The Magic Strings of Frankie Presto by Mitch Albom
My rating: 5 of 5 stars
Mitch Albom’s words and the songs they play in “The Magic Strings of Frankie Presto” comprise a “Pure Perfect Fifth,” a term related to an ancient system of musical tuning that has been linked to alchemy and the transformation of souls. Narrated by Music himself, this tale about an orphan from Villareal, Spain who becomes the best guitar player in existence is the quintessence of a well-told tale accompanied by the music of the spheres and the wisdom of many players.
Frankie’s mentor, known as El Maestro, reveres composer and guitarist Francisco Tárrega, teaches the classics, demands constant practice, and tells his young student to respect his left hand by keeping the nails trimmed so that the sensitive fingertips feel the pain of every note. They begin with Tárrega’s “Lágrima” (teardrop), and that song becomes a fitting leitmotiv throughout the novel.
Frankie can play it all, from the free strokes and rest strokes of Spanish guitar, to every standard rock and roll chord progression, to the worried notes of the twelve-bar blues.
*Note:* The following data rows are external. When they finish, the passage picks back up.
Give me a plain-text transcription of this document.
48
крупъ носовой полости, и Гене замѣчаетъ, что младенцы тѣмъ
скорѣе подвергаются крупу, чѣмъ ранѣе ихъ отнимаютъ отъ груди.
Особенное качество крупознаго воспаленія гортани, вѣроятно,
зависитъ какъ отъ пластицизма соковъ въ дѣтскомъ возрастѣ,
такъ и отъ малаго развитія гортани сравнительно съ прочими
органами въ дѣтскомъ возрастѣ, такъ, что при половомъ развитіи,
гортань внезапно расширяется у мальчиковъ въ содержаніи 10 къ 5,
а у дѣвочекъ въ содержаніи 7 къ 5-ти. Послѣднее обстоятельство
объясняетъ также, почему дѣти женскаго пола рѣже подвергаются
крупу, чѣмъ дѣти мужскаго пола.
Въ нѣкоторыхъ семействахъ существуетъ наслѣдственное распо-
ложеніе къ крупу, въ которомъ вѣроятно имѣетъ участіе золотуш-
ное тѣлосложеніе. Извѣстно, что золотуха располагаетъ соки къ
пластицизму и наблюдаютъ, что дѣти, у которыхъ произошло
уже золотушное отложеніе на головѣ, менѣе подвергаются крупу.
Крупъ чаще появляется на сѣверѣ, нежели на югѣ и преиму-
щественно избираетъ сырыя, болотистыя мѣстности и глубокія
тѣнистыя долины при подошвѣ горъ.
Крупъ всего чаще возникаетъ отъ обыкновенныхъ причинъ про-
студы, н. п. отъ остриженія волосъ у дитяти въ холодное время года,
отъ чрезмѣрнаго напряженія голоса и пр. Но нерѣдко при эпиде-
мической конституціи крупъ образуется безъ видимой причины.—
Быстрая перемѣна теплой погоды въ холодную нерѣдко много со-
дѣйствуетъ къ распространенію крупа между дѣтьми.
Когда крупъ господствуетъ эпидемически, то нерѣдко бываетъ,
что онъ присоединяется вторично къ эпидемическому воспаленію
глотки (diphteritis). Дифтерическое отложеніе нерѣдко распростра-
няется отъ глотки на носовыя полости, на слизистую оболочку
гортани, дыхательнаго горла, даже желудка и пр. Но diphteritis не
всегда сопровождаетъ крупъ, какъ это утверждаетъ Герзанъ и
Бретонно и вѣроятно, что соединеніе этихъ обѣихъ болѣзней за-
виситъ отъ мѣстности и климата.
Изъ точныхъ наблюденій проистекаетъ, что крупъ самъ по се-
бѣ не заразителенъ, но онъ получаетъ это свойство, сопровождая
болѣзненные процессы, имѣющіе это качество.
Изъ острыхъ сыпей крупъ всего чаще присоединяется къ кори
Though Frankie Presto plays a guitar with magic strings, his life is almost pure blues, pure “Lágrima.”
He is forever haunted by the violent unknowns of his childhood, people who suddenly go missing, the comings and goings of fame and not fame, his lover Aurora’s long absences, injuries and penances, and the on-going conflict between a beautiful voice that makes him rich and a guitar technique that nourishes his soul. Once, when he told El Maestro he wanted to be perfect as both a singer and a guitar player, Le Maestro said that both was the same as neither.
Frankie is forever running and forever searching. Through it all, his music leads him while he feels the pain of every note. Near the beginning of Albom’s novel, we learn that Frankie is dead, that we are standing around before the funeral talking with Music about Frankie’s life through a Chroma-filled remembrance that includes all his sharps and flats and rests. His story is filled with mystery, too, the unexpected riffs that come out of nowhere like the here-and-gone notes of a jam session, moments that fall together that had seemed separate, and a hidden continuity Frankie doesn’t know about until late in life. The unexpected arises again and again in different keys from the walking base line that drives the story measure by exceptional measure. And he wonders, is this gig destined synchronicity or perfectly orchestrated manipulation. He will have to decide that before the plays his last song.
By the end of the novel, with the help of an all-wise narrator and the testimonies of those who knew him in ages past, Frankie knows everything about himself and his magic strings, why things happened as they did, and the blessings of music as his song resolves into a coda of joy with a lasting counterpoint of “Lágrima.”
–Malcolm
It’s official. I need to stop reading your book reviews. I buy more books than I have time to read as it is, and stopping in here frequently feeds my habit.
Yep, if you stop reading reviews, your problem is solved. (Maybe.)